2 Replies Latest reply on Apr 23, 2013 1:21 PM by Christine Capra

    Assign single text element to multiple categories.

    Christine Capra

      I'm trying to visualize responses to 4 open-ended comment questions in a survey. 

       

      Each response may be just one short phrase, or a long paragraph.  I want to put them into categories/themes so I can represent how frequently the various themes come up.

       

      Each response can easily fall into more than one category - such as 'This is a very important topic, and the speaker was so lame he didn't do it justice' so - the categories might be 'speaker bad' and 'topic important'.

       

      Sometimes also - a response to one question (such as 'what did you like about the event') may also be an answer to another question (such as 'what didn't you like about the event?) - for example 'This is a very important topic, and the speaker was so lame he didn't do it justice' not only falls into two categories ('speaker bad' & 'topic important') but it also addresses both those questions (1. liked/ 2. didn't like).

       

      So - it's like a venn diagram of overlapping questions & comment themes, and I often need to assign text cells to more than one of each.

       

      Is this even possible? What's my best approach?

       

      I'll be doing this is Tableau Public 8.

       

      Message was edited by: Christine Capra

        • 1. Re: Assign single text element to multiple categories.
          Mark Holtz

          Hi Christine,

          That's challenging indeed.

          I've done something similar before where I scour text strings for certain keywords or phrases and then try to make counts for "categories."

           

          I think you generally have two paths you could follow:

          Option #1 (much easier by far) create a "counter" measure field to aggregate each "category" individually. Essentially, it's a bit value/true-false field with 1 when the "string match condition" is met somewhere in the text string, and 0 when it is not.

           

          Option #2 would be to try to create a SINGLE field that categorizes every line. Here, I generally would create some sort of "hierarchy" of answers. If you find a more important category within a response, then you would let that take precedence over a "lower" category. 

           

          Let's use your example of 'important topic' and 'bad speaker.'

          For #option 1, you'd essentially bring in a count for each category. You would then have access to all the measures collectively by using the special Measure Values shelf.

           

          The formula for the "Topic Important" category counter would be something like:
          IF CONTAINS([ResponseField],'topic is important')
          OR CONTAINS([ResponseField],'this is an important topic')
          THEN 1 ELSE 0 END

          Then your "Speaker Bad" category count would be:
          IF CONTAINS([ResponseField],'speaker sucks')
          OR CONTAINS([ResponseField],'speaker was so lame')
          OR CONTAINS([ResponseField],'speaker was awful')
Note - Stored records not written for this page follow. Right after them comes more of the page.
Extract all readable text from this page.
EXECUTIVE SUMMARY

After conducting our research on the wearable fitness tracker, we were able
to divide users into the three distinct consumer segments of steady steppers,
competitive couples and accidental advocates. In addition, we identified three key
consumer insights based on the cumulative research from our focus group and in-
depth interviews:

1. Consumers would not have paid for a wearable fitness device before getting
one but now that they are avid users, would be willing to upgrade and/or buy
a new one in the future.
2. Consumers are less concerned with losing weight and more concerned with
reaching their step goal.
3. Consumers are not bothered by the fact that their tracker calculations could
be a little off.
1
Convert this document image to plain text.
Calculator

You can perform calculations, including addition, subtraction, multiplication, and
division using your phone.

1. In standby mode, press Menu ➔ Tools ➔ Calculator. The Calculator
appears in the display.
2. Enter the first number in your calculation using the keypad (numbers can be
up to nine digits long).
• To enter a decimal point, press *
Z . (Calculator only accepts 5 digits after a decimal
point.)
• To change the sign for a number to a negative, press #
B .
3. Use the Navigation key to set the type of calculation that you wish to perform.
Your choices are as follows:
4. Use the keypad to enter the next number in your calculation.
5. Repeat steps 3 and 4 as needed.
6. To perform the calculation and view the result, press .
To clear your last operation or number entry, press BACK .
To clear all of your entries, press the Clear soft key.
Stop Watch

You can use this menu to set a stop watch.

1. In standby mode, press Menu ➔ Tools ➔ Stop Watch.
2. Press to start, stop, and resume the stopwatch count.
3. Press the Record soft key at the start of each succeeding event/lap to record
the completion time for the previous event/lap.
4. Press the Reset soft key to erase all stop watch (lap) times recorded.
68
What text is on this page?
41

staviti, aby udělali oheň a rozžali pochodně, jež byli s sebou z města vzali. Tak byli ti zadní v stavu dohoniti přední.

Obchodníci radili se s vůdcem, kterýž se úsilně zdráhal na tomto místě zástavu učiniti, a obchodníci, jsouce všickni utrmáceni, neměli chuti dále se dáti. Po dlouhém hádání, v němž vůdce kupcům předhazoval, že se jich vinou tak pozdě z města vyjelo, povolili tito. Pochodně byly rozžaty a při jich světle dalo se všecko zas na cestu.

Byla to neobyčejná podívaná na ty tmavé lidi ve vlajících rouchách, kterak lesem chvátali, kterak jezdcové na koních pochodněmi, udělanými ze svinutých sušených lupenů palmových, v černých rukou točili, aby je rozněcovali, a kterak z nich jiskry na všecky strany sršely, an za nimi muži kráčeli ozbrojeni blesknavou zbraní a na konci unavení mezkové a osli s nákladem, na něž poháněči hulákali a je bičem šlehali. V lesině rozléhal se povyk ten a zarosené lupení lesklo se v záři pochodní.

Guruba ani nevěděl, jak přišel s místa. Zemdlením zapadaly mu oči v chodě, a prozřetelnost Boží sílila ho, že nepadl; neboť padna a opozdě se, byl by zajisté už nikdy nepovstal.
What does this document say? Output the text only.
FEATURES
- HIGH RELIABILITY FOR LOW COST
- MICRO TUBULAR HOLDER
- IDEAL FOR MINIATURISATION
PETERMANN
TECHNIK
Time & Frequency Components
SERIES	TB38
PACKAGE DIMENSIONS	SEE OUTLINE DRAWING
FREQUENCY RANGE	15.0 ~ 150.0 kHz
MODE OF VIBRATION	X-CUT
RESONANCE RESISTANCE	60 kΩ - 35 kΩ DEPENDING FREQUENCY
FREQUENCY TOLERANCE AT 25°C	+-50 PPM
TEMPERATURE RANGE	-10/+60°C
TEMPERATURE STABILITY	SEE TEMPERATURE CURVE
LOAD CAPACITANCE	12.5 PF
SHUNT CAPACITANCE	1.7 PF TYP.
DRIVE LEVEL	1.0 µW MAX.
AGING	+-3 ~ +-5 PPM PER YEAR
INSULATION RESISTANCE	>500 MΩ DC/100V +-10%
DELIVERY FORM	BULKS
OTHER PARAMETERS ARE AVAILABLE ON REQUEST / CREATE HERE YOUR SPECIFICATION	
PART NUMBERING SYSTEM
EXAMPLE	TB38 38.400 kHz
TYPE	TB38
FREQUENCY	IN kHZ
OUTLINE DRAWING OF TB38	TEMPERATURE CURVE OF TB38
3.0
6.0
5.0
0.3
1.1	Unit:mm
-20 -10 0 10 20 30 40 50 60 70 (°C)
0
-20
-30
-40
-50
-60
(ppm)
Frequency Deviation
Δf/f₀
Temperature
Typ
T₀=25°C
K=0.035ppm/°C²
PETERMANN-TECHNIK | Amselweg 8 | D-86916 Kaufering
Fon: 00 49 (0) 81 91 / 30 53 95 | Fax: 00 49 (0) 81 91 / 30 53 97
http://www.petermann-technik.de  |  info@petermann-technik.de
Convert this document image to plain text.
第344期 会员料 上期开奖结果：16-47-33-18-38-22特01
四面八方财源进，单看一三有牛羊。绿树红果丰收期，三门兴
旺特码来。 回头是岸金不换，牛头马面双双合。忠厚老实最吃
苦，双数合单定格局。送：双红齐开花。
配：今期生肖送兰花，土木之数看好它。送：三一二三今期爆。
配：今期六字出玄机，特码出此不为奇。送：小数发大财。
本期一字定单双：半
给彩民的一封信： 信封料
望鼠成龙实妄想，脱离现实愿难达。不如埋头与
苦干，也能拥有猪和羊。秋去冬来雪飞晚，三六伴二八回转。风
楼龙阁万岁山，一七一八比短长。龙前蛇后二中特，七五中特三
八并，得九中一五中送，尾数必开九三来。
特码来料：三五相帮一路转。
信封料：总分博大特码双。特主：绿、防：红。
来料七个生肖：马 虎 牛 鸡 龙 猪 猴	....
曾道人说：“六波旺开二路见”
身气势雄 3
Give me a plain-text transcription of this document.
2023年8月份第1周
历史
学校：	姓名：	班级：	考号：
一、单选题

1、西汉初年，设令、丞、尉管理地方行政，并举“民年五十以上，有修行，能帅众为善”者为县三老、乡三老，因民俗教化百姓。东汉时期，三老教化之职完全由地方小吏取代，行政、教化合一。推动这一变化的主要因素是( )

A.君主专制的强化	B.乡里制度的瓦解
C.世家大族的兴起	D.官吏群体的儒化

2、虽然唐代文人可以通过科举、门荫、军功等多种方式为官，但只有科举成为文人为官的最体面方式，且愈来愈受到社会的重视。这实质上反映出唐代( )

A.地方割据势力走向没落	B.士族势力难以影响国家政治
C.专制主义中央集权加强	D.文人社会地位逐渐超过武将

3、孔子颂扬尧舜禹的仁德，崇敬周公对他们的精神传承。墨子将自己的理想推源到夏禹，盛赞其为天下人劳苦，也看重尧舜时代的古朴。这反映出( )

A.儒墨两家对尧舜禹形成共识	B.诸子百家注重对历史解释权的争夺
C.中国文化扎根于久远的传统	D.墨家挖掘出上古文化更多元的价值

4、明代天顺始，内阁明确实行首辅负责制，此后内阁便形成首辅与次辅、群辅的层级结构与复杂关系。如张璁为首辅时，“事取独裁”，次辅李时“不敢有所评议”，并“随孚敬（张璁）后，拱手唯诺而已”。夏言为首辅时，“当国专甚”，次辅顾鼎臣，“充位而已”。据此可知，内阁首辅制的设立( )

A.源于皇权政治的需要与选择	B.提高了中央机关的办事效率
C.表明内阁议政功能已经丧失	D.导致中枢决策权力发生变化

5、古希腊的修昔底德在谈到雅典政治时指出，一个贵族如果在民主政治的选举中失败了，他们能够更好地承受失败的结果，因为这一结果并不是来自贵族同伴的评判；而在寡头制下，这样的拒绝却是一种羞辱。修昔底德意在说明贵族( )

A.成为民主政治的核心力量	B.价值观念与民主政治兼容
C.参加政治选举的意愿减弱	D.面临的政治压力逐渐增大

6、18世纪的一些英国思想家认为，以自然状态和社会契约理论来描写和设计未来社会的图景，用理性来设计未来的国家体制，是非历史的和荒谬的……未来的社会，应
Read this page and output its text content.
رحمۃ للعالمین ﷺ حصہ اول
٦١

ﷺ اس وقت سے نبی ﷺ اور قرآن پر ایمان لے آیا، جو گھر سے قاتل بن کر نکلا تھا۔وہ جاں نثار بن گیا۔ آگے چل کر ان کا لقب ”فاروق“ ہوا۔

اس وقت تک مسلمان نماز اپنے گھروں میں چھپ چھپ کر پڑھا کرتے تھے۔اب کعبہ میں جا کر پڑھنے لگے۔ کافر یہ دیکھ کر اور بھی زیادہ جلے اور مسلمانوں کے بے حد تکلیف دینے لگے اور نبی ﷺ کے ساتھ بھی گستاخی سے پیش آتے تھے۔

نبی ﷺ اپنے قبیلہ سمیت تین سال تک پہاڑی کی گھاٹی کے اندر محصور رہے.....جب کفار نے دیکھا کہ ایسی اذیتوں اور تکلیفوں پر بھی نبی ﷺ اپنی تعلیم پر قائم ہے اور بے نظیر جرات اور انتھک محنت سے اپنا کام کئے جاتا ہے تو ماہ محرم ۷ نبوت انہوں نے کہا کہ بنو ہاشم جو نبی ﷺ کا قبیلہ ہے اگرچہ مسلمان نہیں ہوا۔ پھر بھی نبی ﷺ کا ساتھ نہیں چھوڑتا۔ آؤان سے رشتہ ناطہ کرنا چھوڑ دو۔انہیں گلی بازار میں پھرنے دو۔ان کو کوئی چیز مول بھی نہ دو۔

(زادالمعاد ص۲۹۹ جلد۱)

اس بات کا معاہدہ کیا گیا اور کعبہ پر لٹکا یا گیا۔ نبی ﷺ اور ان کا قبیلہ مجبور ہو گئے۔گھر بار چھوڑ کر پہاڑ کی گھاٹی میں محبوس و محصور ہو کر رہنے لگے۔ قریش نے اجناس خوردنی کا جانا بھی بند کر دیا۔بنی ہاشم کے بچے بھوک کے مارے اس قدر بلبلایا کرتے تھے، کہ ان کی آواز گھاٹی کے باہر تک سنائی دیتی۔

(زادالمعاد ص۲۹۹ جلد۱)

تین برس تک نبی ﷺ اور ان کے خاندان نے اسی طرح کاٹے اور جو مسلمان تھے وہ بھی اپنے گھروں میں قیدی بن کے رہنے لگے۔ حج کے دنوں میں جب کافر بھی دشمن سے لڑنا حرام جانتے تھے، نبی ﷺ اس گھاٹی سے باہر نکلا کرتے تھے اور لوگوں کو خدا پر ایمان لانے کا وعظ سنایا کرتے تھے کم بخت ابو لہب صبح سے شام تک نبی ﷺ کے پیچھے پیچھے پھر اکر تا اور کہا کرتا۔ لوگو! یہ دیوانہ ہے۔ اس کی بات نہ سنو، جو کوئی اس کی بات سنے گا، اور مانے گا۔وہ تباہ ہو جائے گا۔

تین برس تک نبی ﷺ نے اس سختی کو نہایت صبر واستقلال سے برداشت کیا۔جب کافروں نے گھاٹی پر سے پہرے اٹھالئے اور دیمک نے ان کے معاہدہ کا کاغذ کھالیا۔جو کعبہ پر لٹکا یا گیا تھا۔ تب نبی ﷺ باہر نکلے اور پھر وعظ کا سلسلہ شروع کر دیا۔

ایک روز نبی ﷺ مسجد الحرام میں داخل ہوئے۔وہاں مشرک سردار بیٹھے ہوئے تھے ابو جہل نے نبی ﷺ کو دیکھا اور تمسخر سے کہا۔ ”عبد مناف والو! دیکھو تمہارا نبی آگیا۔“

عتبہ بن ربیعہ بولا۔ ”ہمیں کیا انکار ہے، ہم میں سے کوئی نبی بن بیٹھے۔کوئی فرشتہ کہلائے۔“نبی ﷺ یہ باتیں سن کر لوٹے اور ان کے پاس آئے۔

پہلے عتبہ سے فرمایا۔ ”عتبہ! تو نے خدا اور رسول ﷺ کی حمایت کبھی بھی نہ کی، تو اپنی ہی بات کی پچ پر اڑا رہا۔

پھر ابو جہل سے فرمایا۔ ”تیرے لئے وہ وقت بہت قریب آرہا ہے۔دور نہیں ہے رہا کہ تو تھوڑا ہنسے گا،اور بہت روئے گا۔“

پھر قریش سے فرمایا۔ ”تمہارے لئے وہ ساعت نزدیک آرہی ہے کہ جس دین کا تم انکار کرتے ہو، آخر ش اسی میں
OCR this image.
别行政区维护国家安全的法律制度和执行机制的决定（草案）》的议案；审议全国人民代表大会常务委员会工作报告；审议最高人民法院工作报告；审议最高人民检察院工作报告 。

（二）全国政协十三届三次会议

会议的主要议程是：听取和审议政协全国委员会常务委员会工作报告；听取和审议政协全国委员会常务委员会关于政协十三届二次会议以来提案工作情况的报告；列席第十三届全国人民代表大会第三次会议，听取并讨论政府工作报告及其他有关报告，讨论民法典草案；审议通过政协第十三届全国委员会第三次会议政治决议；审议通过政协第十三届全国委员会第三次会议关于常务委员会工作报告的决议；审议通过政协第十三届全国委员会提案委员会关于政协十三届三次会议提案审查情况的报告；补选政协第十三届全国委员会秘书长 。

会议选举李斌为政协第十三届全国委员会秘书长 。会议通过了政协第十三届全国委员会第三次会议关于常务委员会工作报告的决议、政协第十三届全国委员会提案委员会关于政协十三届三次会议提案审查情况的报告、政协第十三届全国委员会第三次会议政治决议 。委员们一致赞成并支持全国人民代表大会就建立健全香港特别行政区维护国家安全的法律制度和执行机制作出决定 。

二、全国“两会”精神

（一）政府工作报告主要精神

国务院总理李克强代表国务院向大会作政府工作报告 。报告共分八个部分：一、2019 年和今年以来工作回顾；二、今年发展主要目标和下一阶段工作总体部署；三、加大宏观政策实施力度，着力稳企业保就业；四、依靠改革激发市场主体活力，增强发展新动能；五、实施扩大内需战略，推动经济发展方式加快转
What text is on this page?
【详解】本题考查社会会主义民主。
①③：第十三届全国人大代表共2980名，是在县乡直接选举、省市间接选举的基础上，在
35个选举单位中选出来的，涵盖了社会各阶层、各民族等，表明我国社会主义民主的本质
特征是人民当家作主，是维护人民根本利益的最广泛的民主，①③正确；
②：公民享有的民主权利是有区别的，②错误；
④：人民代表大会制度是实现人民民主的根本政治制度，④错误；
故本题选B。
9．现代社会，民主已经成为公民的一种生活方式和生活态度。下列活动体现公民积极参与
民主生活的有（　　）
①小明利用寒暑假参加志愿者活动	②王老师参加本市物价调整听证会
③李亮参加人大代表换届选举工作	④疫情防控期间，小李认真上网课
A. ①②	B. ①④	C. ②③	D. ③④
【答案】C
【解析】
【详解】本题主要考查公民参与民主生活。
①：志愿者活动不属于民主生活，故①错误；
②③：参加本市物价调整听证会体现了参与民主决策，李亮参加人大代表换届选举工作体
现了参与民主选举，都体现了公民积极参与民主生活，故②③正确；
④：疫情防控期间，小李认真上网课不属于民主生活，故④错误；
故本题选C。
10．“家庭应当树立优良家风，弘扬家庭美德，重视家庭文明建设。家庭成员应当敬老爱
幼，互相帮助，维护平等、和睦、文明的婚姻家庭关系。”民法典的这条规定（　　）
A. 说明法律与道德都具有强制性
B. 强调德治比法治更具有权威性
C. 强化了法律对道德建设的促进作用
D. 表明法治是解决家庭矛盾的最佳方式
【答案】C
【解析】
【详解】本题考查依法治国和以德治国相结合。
          THEN 1 ELSE 0 END

           

          For Option #2, let's say for whatever reason "Speaker Bad" is more important than "Topic Important." But having both would trump either by itself.

           

          So, it'd be something like:

          IF ([Speaker Bad]=1 AND [Topic Important]=1) THEN 'Speaker Bad and Topic Important'
          ELSEIF [Speaker Bad]=1 THEN 'Speaker Bad'
          ELSEIF [Topic Important]=1 THEN 'Topic Important'
          ELSE 'Unknown' END

          As you can see, it quickly gets hairier as you introduce a third or more option... I'd tend to recommend trying to tackle this using Option #1 and creating an "event" trapper that will give you each result.

           

          Sorry so long as disorganized. Hope this helps. Good luck!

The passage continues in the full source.